Due to the small lesions that have developed in the vascular wall, small bulges, so-called microaneurysms, form there, which can burst and cause bleeding in the retina. This stage of retinopathy is called non-proliferative. In a more advanced stage, new small blood vessels are formed in the retina, since the retina is dependent on an adequate supply of oxygen, but the defective vessels can no longer transport the blood everywhere.

However, these fresh vessels are very weak and vulnerable, which further increases the risk of bleeding into the retina. If the blood even gets into the vitreous body of the eye itself, vision is severely impaired. Despite the severity of the disease, those affected do not notice any symptoms for a long time at first.

Sometimes the vision is slightly reduced and vision becomes a little blurred. When the first symptoms appear, it is then usually too late to effectively combat the progress of the disease and the consequential damage must be treated first and foremost. Therefore, it is extremely important for diabetics to take conscientious note of the regular check-ups of the ocular fundus carried out by the attending physician, as prevention is the best way to avoid damage to the eye.

Cataracts is a gradual clouding of the lens, which hinders the light entering the eye and reduces vision. A cataract in old age, i.e. over 65 years of age, is quite normal. In diabetics, however, it often develops much faster and earlier. The first symptoms can be dull and blurred vision, increasingly poor night vision, sensitivity to light and halos around bright light sources. The clouding does not cause pain, so the gradual process is hardly noticed by many people affected, or only very late.

Next steps

For some of the diseases, further examinations are then required, such as a vascular imaging (fluorescence angiography) or an ultrasound examination.

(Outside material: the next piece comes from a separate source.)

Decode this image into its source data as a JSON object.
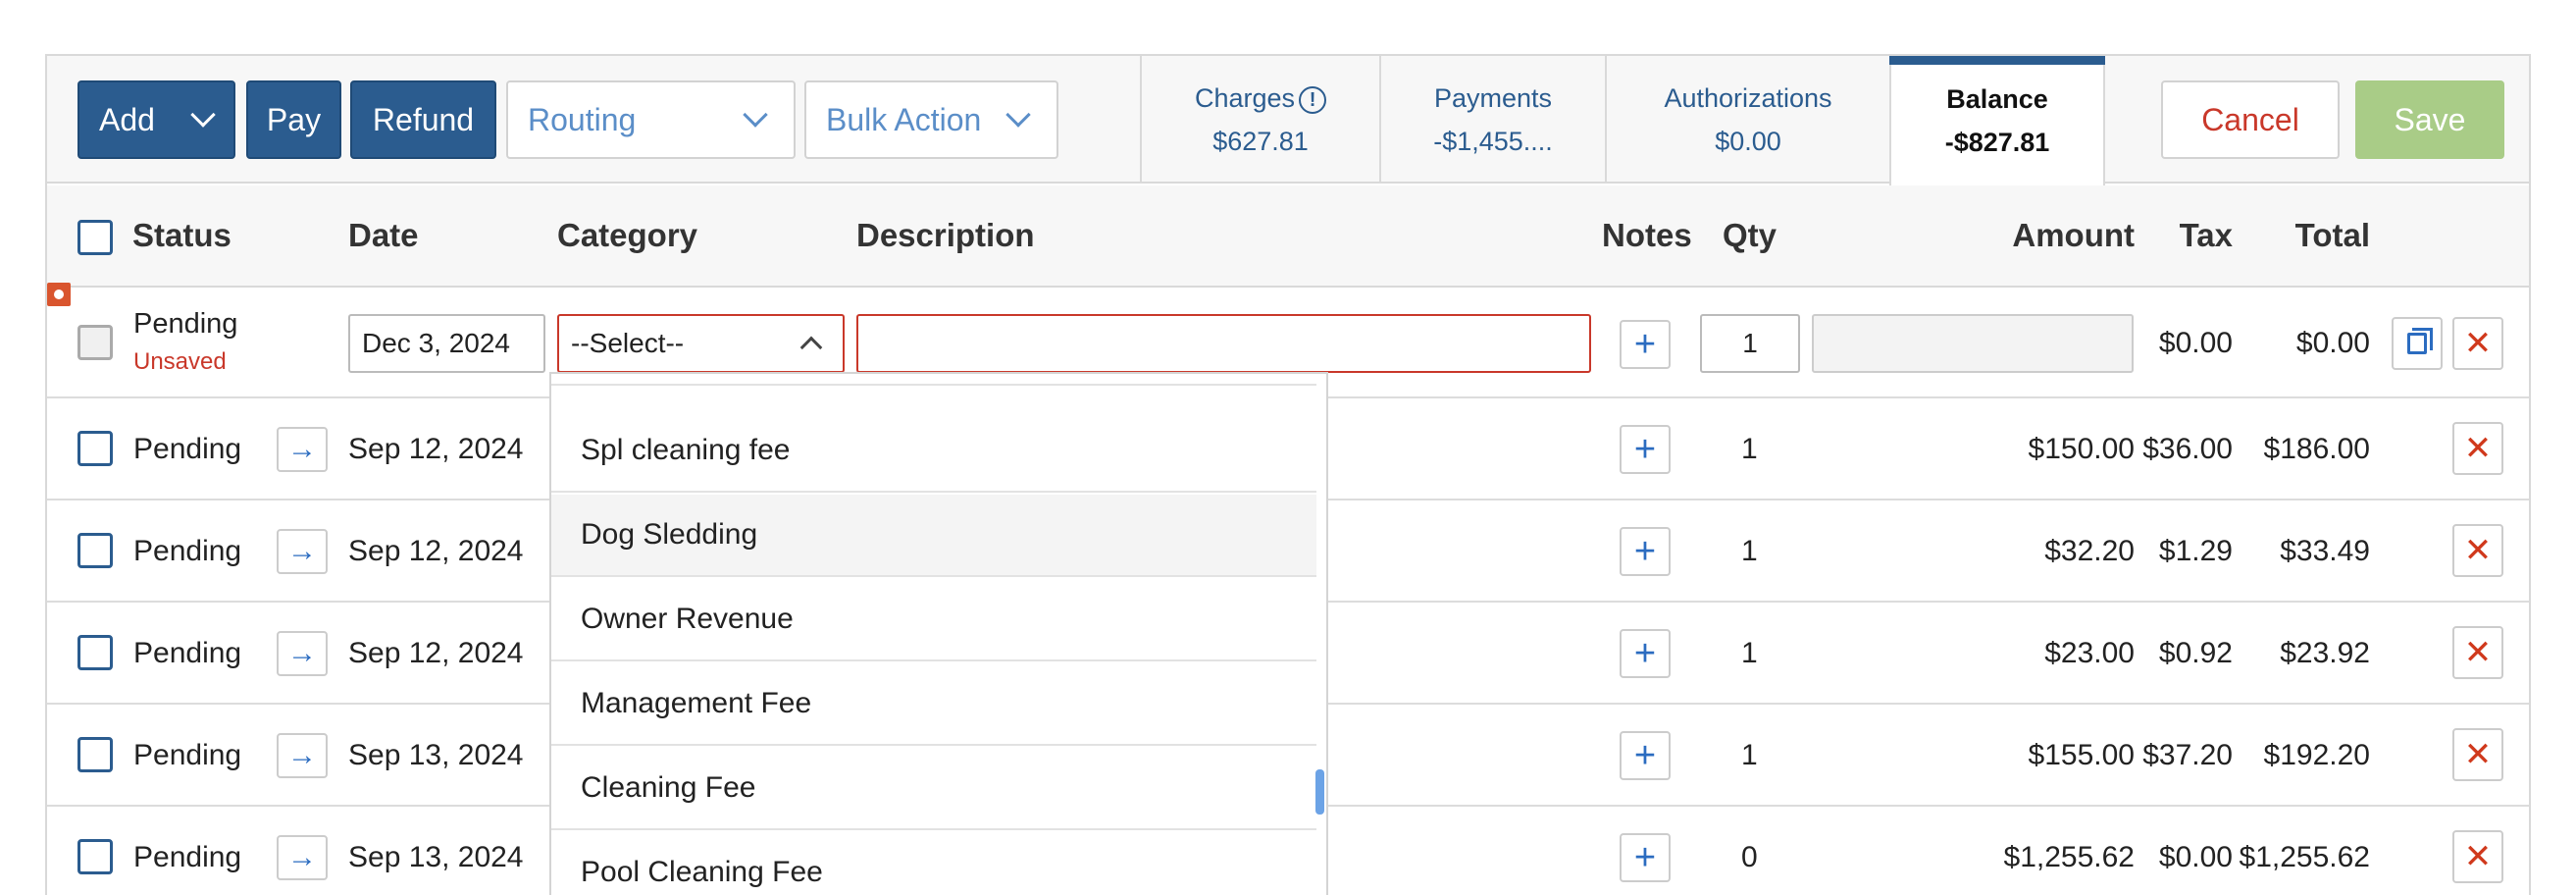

Driving a car after an ocular fundus examination

After a retinal examination, the patient should not drive a car for a certain period of time and should not actively participate in public traffic. This is because the pupils are no longer able to adapt to the incident light of the surroundings and to seeing near and far due to the dilation of the pupils by medication. Vision becomes blurred and the eye is more sensitive to light than normal.

As a result, one’s vision is much worse than normal and one is often unable to judge distances and speeds correctly. As a rule, however, the effect of the pupil-dilating eye drops should have disappeared after about three to five hours and the patient can once again participate fully in traffic. The dilation of the pupil for the examination naturally has no further consequences for the eye or vision.